New IPCC Report Warns of Extreme Weather to Increase Due to Climate Change
Posted on November 19, 2011
A report released by the the Intergovernmental Panel on Climate Change (IPCC) says that extreme weather will become more frequent and more severe due to climate change. The report says certain areas of the Earth will become "increasingly marginal as places to live."
The report said that incidents such as the severe drought in the horn of Africa and the 2010 Russian heat wave will become commonplace. The IPCC says these events are virtually certain, they define as having a probability of 99–100%. The report says that it is clear that major climate events will occur, however it is not possible to predict smaller, local events such as mudslides, floods or tropical storms. For the first time, the report also states which areas of research are full of uncertainty. There are research gaps, say the scientists, which do not allow current models to predict exactly how weather patterns will change.

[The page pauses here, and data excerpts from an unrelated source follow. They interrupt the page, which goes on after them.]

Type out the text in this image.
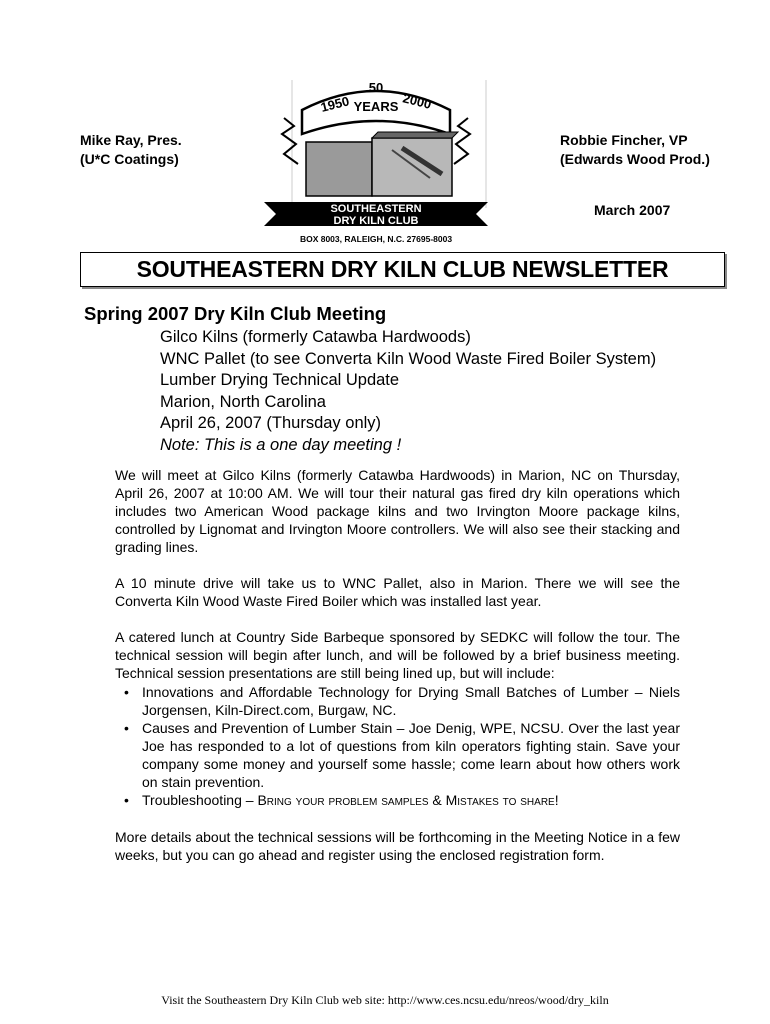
Mike Ray, Pres.
(U*C Coatings)
50
1950 YEARS 2000
SOUTHEASTERN
DRY KILN CLUB
BOX 8003, RALEIGH, N.C. 27695-8003
Robbie Fincher, VP
(Edwards Wood Prod.)
March 2007
SOUTHEASTERN DRY KILN CLUB NEWSLETTER
Spring 2007 Dry Kiln Club Meeting
Gilco Kilns (formerly Catawba Hardwoods)
WNC Pallet (to see Converta Kiln Wood Waste Fired Boiler System)
Lumber Drying Technical Update
Marion, North Carolina
April 26, 2007 (Thursday only)
Note: This is a one day meeting !

We will meet at Gilco Kilns (formerly Catawba Hardwoods) in Marion, NC on Thursday, April 26, 2007 at 10:00 AM. We will tour their natural gas fired dry kiln operations which includes two American Wood package kilns and two Irvington Moore package kilns, controlled by Lignomat and Irvington Moore controllers. We will also see their stacking and grading lines.

A 10 minute drive will take us to WNC Pallet, also in Marion. There we will see the Converta Kiln Wood Waste Fired Boiler which was installed last year.

A catered lunch at Country Side Barbeque sponsored by SEDKC will follow the tour. The technical session will begin after lunch, and will be followed by a brief business meeting. Technical session presentations are still being lined up, but will include:

• Innovations and Affordable Technology for Drying Small Batches of Lumber – Niels Jorgensen, Kiln-Direct.com, Burgaw, NC.
• Causes and Prevention of Lumber Stain – Joe Denig, WPE, NCSU. Over the last year Joe has responded to a lot of questions from kiln operators fighting stain. Save your company some money and yourself some hassle; come learn about how others work on stain prevention.
• Troubleshooting – Bring your problem samples & Mistakes to share!

More details about the technical sessions will be forthcoming in the Meeting Notice in a few weeks, but you can go ahead and register using the enclosed registration form.

Visit the Southeastern Dry Kiln Club web site: http://www.ces.ncsu.edu/nreos/wood/dry_kiln
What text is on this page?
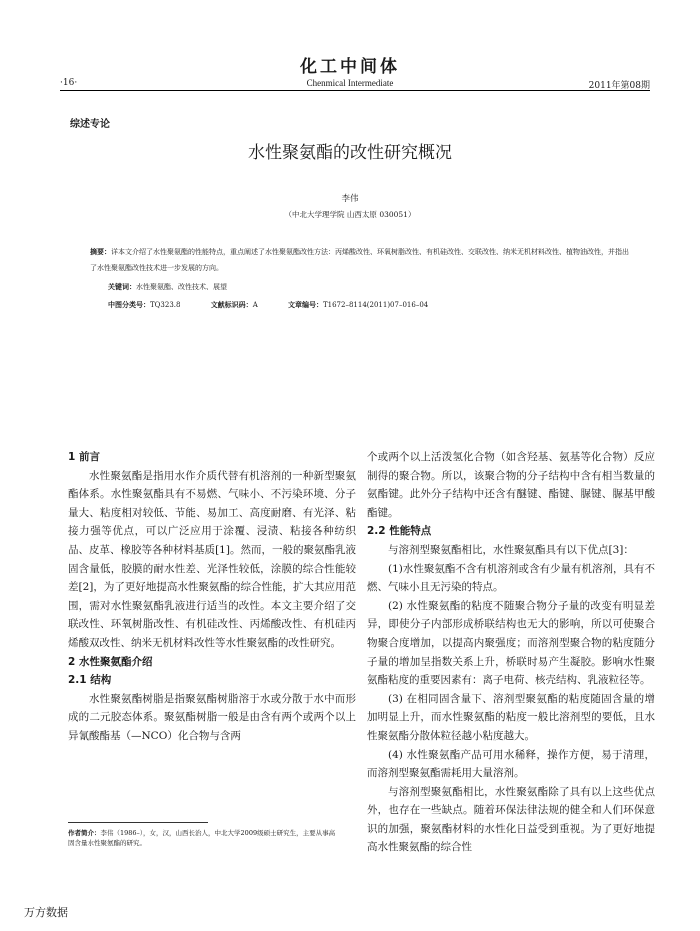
化工中间体
·16·	Chenmical Intermediate	2011年第08期
综述专论
水性聚氨酯的改性研究概况
李伟
（中北大学理学院 山西太原 030051）
摘要：详本文介绍了水性聚氨酯的性能特点，重点阐述了水性聚氨酯改性方法：丙烯酸改性、环氧树脂改性、有机硅改性、交联改性、纳米无机材料改性、植物油改性，并指出了水性聚氨酯改性技术进一步发展的方向。
关键词：水性聚氨酯、改性技术、展望
中图分类号：TQ323.8	文献标识码：A	文章编号：T1672–8114(2011)07–016–04
1 前言

水性聚氨酯是指用水作介质代替有机溶剂的一种新型聚氨酯体系。水性聚氨酯具有不易燃、气味小、不污染环境、分子量大、粘度相对较低、节能、易加工、高度耐磨、有光泽、粘接力强等优点，可以广泛应用于涂覆、浸渍、粘接各种纺织品、皮革、橡胶等各种材料基质[1]。然而，一般的聚氨酯乳液固含量低，胶膜的耐水性差、光泽性较低，涂膜的综合性能较差[2]，为了更好地提高水性聚氨酯的综合性能，扩大其应用范围，需对水性聚氨酯乳液进行适当的改性。本文主要介绍了交联改性、环氧树脂改性、有机硅改性、丙烯酸改性、有机硅丙烯酸双改性、纳米无机材料改性等水性聚氨酯的改性研究。

2 水性聚氨酯介绍
2.1 结构

水性聚氨酯树脂是指聚氨酯树脂溶于水或分散于水中而形成的二元胶态体系。聚氨酯树脂一般是由含有两个或两个以上异氰酸酯基（—NCO）化合物与含两

个或两个以上活泼氢化合物（如含羟基、氨基等化合物）反应制得的聚合物。所以，该聚合物的分子结构中含有相当数量的氨酯键。此外分子结构中还含有醚键、酯键、脲键、脲基甲酸酯键。

2.2 性能特点

与溶剂型聚氨酯相比，水性聚氨酯具有以下优点[3]：

(1)水性聚氨酯不含有机溶剂或含有少量有机溶剂，具有不燃、气味小且无污染的特点。

(2) 水性聚氨酯的粘度不随聚合物分子量的改变有明显差异，即使分子内部形成桥联结构也无大的影响，所以可使聚合物聚合度增加，以提高内聚强度；而溶剂型聚合物的粘度随分子量的增加呈指数关系上升，桥联时易产生凝胶。影响水性聚氨酯粘度的重要因素有：离子电荷、核壳结构、乳液粒径等。

(3) 在相同固含量下、溶剂型聚氨酯的粘度随固含量的增加明显上升，而水性聚氨酯的粘度一般比溶剂型的要低，且水性聚氨酯分散体粒径越小粘度越大。

(4) 水性聚氨酯产品可用水稀释，操作方便，易于清理，而溶剂型聚氨酯需耗用大量溶剂。

与溶剂型聚氨酯相比，水性聚氨酯除了具有以上这些优点外，也存在一些缺点。随着环保法律法规的健全和人们环保意识的加强，聚氨酯材料的水性化日益受到重视。为了更好地提高水性聚氨酯的综合性

作者简介：李伟（1986–），女，汉，山西长治人，中北大学2009级硕士研究生，主要从事高固含量水性聚氨酯的研究。
万方数据
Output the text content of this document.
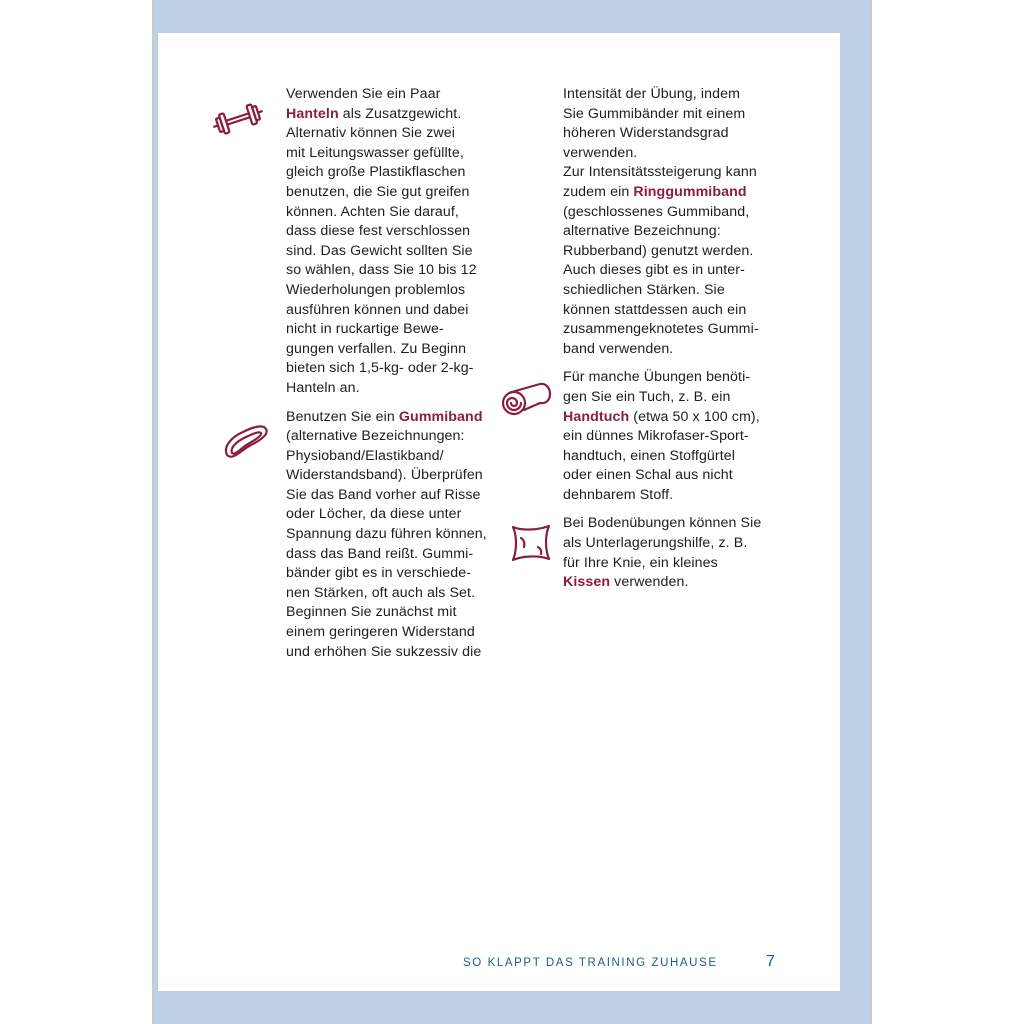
Verwenden Sie ein Paar
Hanteln als Zusatzgewicht.
Alternativ können Sie zwei
mit Leitungswasser gefüllte,
gleich große Plastikflaschen
benutzen, die Sie gut greifen
können. Achten Sie darauf,
dass diese fest verschlossen
sind. Das Gewicht sollten Sie
so wählen, dass Sie 10 bis 12
Wiederholungen problemlos
ausführen können und dabei
nicht in ruckartige Bewe-
gungen verfallen. Zu Beginn
bieten sich 1,5-kg- oder 2-kg-
Hanteln an.

Benutzen Sie ein Gummiband
(alternative Bezeichnungen:
Physioband/Elastikband/
Widerstandsband). Überprüfen
Sie das Band vorher auf Risse
oder Löcher, da diese unter
Spannung dazu führen können,
dass das Band reißt. Gummi-
bänder gibt es in verschiede-
nen Stärken, oft auch als Set.
Beginnen Sie zunächst mit
einem geringeren Widerstand
und erhöhen Sie sukzessiv die

Intensität der Übung, indem
Sie Gummibänder mit einem
höheren Widerstandsgrad
verwenden.
Zur Intensitätssteigerung kann
zudem ein Ringgummiband
(geschlossenes Gummiband,
alternative Bezeichnung:
Rubberband) genutzt werden.
Auch dieses gibt es in unter-
schiedlichen Stärken. Sie
können stattdessen auch ein
zusammengeknotetes Gummi-
band verwenden.

Für manche Übungen benöti-
gen Sie ein Tuch, z. B. ein
Handtuch (etwa 50 x 100 cm),
ein dünnes Mikrofaser-Sport-
handtuch, einen Stoffgürtel
oder einen Schal aus nicht
dehnbarem Stoff.

Bei Bodenübungen können Sie
als Unterlagerungshilfe, z. B.
für Ihre Knie, ein kleines
Kissen verwenden.

SO KLAPPT DAS TRAINING ZUHAUSE	7
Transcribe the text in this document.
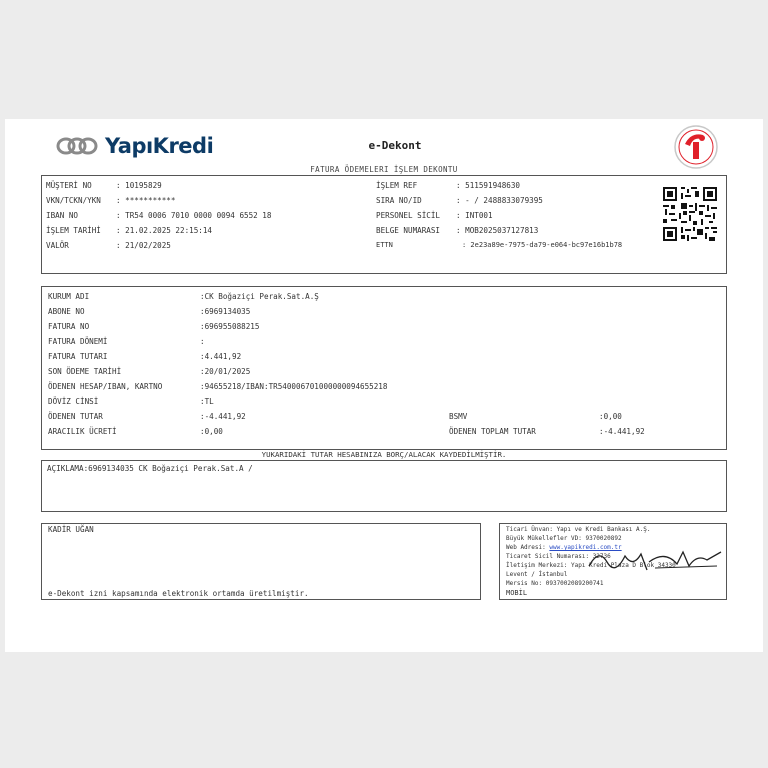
YapıKredi	e-Dekont
FATURA ÖDEMELERI İŞLEM DEKONTU
MÜŞTERİ NO	: 10195829
VKN/TCKN/YKN : ***********
IBAN NO	: TR54 0006 7010 0000 0094 6552 18
İŞLEM TARİHİ : 21.02.2025 22:15:14
VALÖR	: 21/02/2025
İŞLEM REF	: 511591948630
SIRA NO/ID	: - / 2488833079395
PERSONEL SİCİL : INT001
BELGE NUMARASI : MOB2025037127813
ETTN	: 2e23a89e-7975-da79-e064-bc97e16b1b78
KURUM ADI	:CK Boğaziçi Perak.Sat.A.Ş
ABONE NO	:6969134035
FATURA NO	:696955088215
FATURA DÖNEMİ	:
FATURA TUTARI	:4.441,92
SON ÖDEME TARİHİ	:20/01/2025
ÖDENEN HESAP/IBAN, KARTNO	:94655218/IBAN:TR540006701000000094655218
DÖVİZ CİNSİ	:TL
ÖDENEN TUTAR	:-4.441,92
ARACILIK ÜCRETİ	:0,00
BSMV	:0,00
ÖDENEN TOPLAM TUTAR	:-4.441,92
YUKARIDAKİ TUTAR HESABINIZA BORÇ/ALACAK KAYDEDİLMİŞTİR.
AÇIKLAMA:6969134035 CK Boğaziçi Perak.Sat.A /
KADİR UĞAN
e-Dekont izni kapsamında elektronik ortamda üretilmiştir.
Ticari Ünvan: Yapı ve Kredi Bankası A.Ş.
Büyük Mükellefler VD: 9370020892
Web Adresi: www.yapikredi.com.tr
Ticaret Sicil Numarası: 32736
İletişim Merkezi: Yapı Kredi Plaza D Blok 34330
Levent / İstanbul
Mersis No: 0937002089200741
MOBİL
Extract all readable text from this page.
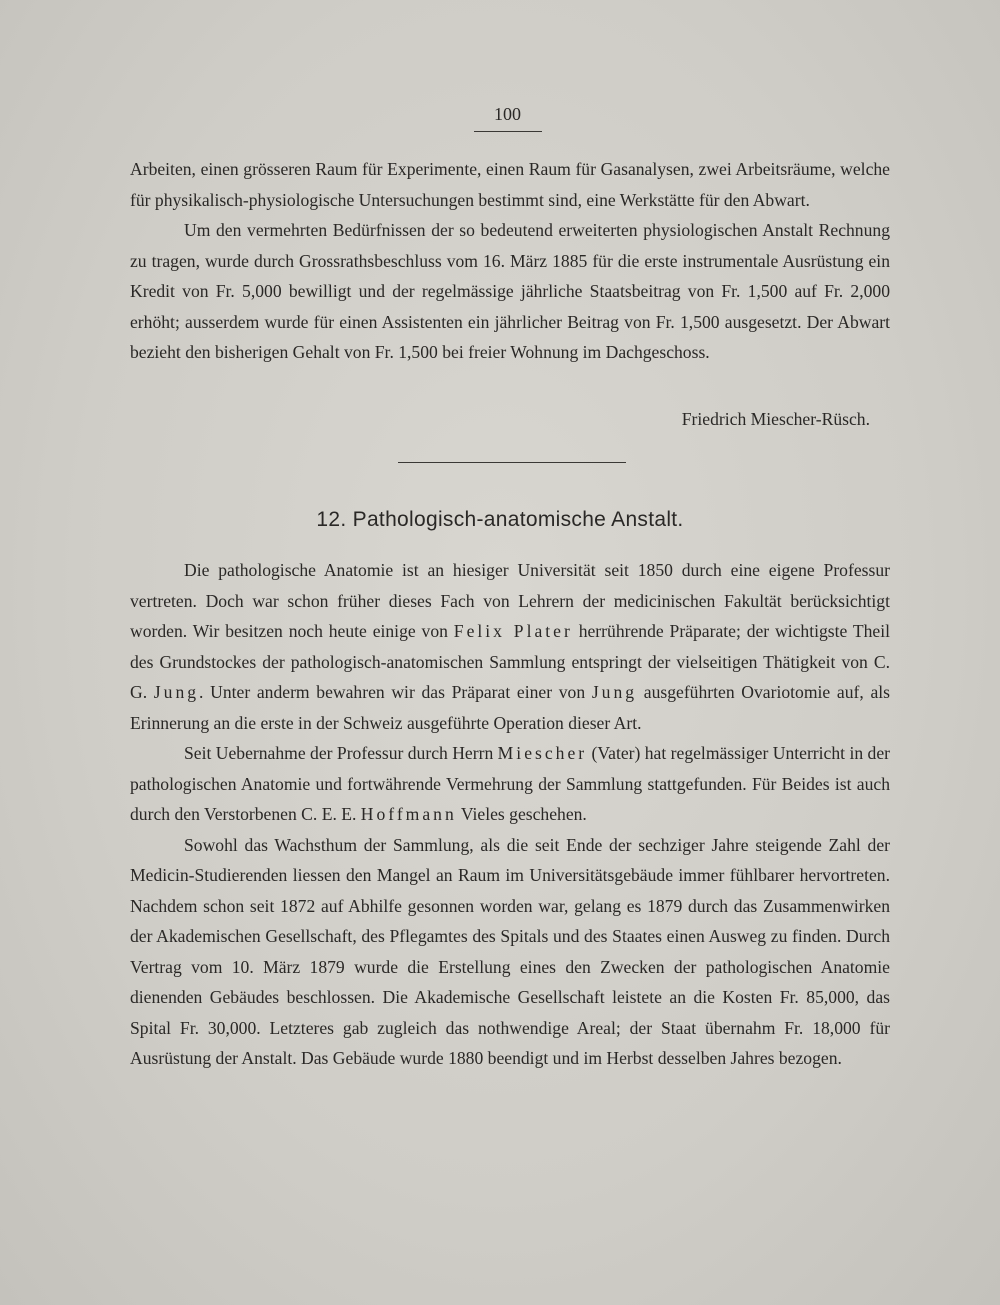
100

Arbeiten, einen grösseren Raum für Experimente, einen Raum für Gasanalysen, zwei Arbeitsräume, welche für physikalisch-physiologische Untersuchungen bestimmt sind, eine Werkstätte für den Abwart.

Um den vermehrten Bedürfnissen der so bedeutend erweiterten physiologischen Anstalt Rechnung zu tragen, wurde durch Grossrathsbeschluss vom 16. März 1885 für die erste instrumentale Ausrüstung ein Kredit von Fr. 5,000 bewilligt und der regelmässige jährliche Staatsbeitrag von Fr. 1,500 auf Fr. 2,000 erhöht; ausserdem wurde für einen Assistenten ein jährlicher Beitrag von Fr. 1,500 ausgesetzt. Der Abwart bezieht den bisherigen Gehalt von Fr. 1,500 bei freier Wohnung im Dachgeschoss.

Friedrich Miescher-Rüsch.
12. Pathologisch-anatomische Anstalt.

Die pathologische Anatomie ist an hiesiger Universität seit 1850 durch eine eigene Professur vertreten. Doch war schon früher dieses Fach von Lehrern der medicinischen Fakultät berücksichtigt worden. Wir besitzen noch heute einige von Felix Plater herrührende Präparate; der wichtigste Theil des Grundstockes der pathologisch-anatomischen Sammlung entspringt der vielseitigen Thätigkeit von C. G. Jung. Unter anderm bewahren wir das Präparat einer von Jung ausgeführten Ovariotomie auf, als Erinnerung an die erste in der Schweiz ausgeführte Operation dieser Art.

Seit Uebernahme der Professur durch Herrn Miescher (Vater) hat regelmässiger Unterricht in der pathologischen Anatomie und fortwährende Vermehrung der Sammlung stattgefunden. Für Beides ist auch durch den Verstorbenen C. E. E. Hoffmann Vieles geschehen.

Sowohl das Wachsthum der Sammlung, als die seit Ende der sechziger Jahre steigende Zahl der Medicin-Studierenden liessen den Mangel an Raum im Universitätsgebäude immer fühlbarer hervortreten. Nachdem schon seit 1872 auf Abhilfe gesonnen worden war, gelang es 1879 durch das Zusammenwirken der Akademischen Gesellschaft, des Pflegamtes des Spitals und des Staates einen Ausweg zu finden. Durch Vertrag vom 10. März 1879 wurde die Erstellung eines den Zwecken der pathologischen Anatomie dienenden Gebäudes beschlossen. Die Akademische Gesellschaft leistete an die Kosten Fr. 85,000, das Spital Fr. 30,000. Letzteres gab zugleich das nothwendige Areal; der Staat übernahm Fr. 18,000 für Ausrüstung der Anstalt. Das Gebäude wurde 1880 beendigt und im Herbst desselben Jahres bezogen.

A summary of the report was released today at the IPCC meeting in Kampala, Uganda. More than 100 scientists compiled research over the past 2 1/2 years to create the report which draws on thousands of published studies on climate change. The full report will be released next week.
Thomas Stocker, a climate scientist at the University of Bern, Switzerland, and head of the IPCC's physical sciences group, had this to say about future effects of climate change: "We are more confident now than we have been before that climate change will amplify the number of unusually warm days and that it will in many regions also affect precipitation patterns."
The report says that it does not have sufficient evidence to specifically link cyclones to climate change. But it has near certainty that parts of the globe are going to become pretty much uninhabitable.